I’m done with church.
I don’t really need to go to church…my relationship with God is personal.
I’ve had it with organized religion.
The church is a man-made invention, not God’s idea.
I completely understand why a growing number of people are bailing on church. Even people who used to lead in the church often stop attending (here are [nine] reasons why church leaders do that).
We’ve spent a lot of time working through the issue of declining church attendance (and growing disillusionment with the church) on this blog and in my leadership podcast. (For a summary of the issues, here’s a piece on the 10 reasons even committed church [attendees] are attending church less often).
I get it.
The church is far from perfect. Life is complex. There are growing options. And the post-modern mind distrusts most things organized or institutional.
But as trendy as the idea of writing off the church may be, it’s a mistake.
While writing off the church passes as sophisticated thinking, it’s actually the opposite; what if it’s a simplistic and even reductionistic line of thinking that leads nowhere constructive?
THE CHURCH ISN’T EVEN BIBLICAL, IS IT?
People argue the idea of church isn’t even biblical.
So let’s start with the basics.
First, if you’re a Christian, church is not something you go to. It’s something you are.
You can’t disassociate from church as a Christian any more than you can disassociate from humanity as a person.
You don’t go to church. You are the church.
Second, the church was not a human invention. Half-reading the New Testament with one eye closed will still lead you to the inescapable conclusion that the church was God’s idea.
In fact, most of the New Testament is not about the teachings of Jesus. It’s about the work of the church that Jesus initiated and ordained. I won’t fill this post with [S]cripture verses that prove my point, because, quite frankly, you’d have to get rid of the majority of the New Testament to argue that the church was a parenthetical, made-up organization.
If you want to get rid of the church, you also need to get rid of Jesus.
You can’t have one without the other.
MAYBE WHAT BOTHERS YOU SHOULD ACTUALLY AMAZE YOU
I understand that the idea of the church being imperfect makes some people despair.
But rather than making us despair, the fact that Jesus started the church with imperfect people should make us marvel at God’s incredible grace.
That God would use ordinary, broken human beings as vessels of his grace, and delight in it is awe-inspiring. He’s proud of how his grace is beating through your imperfect-but-redeemed life and through the church (have you ever read Ephesians 3: 10-11?).
The idea that God would use you and me is pretty amazing. He had other options.
He could have spoken to the world directly but instead chose to use broken people to showcase his grace to a world in need of redemption.

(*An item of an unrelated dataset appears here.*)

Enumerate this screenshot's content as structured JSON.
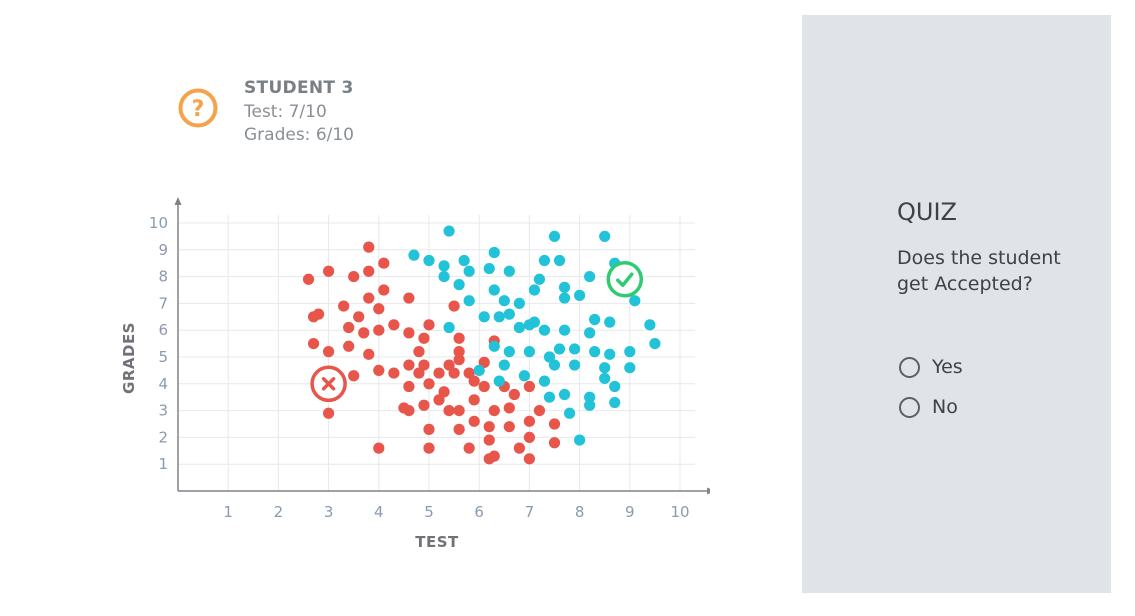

For sure, community is messy.
People sin. Leaders are sinful.
Most of the New Testament is not a story of an idealized church where everything worked perfectly all the time (just read 1 Corinthians any time you’re frustrated with your church).
Most of the New Testament is a story of Jesus using his followers to spread his love in spite of themselves and as they overcome obstacle after obstacle.
The fact that Christ uses flawed people to accomplish his work on earth is actually a sign of [H]is grace, not a sign of [H]is absence.
The church’s story, as twisted as it gets at times, is a beautiful story of God’s grace, God’s power, and God’s redemption.
So, by the way, is your life, which reflects the story of the church more than you would want to admit.
The church gives the world a front row seat to the grace of God.
THE ULTIMATE CONSUMERISM ISN’T GOING TO CHURCH…IT’S WALKING AWAY FROM IT
People criticize the church today as being consumeristic. And to some extent, churches cater to consumerism — often to our detriment. I agree that consumerism is a problem for Christianity.
But ironically, much of the dialogue about why people are done with church pushes people deeper into Christian consumerism than it pushes them into deeper discipleship: Here I am, all alone, worshipping God on my schedule when it’s convenient for me.
Listening to a podcast of your favorite preacher while you’re at the gym or on the back deck and pushing three of your favorite worship songs through your [earbuds] does not make you a more passionate Christ follower.
It usually makes you a less effective one.
Disconnecting yourself from community is actually less faithful than connecting yourself to a flawed community.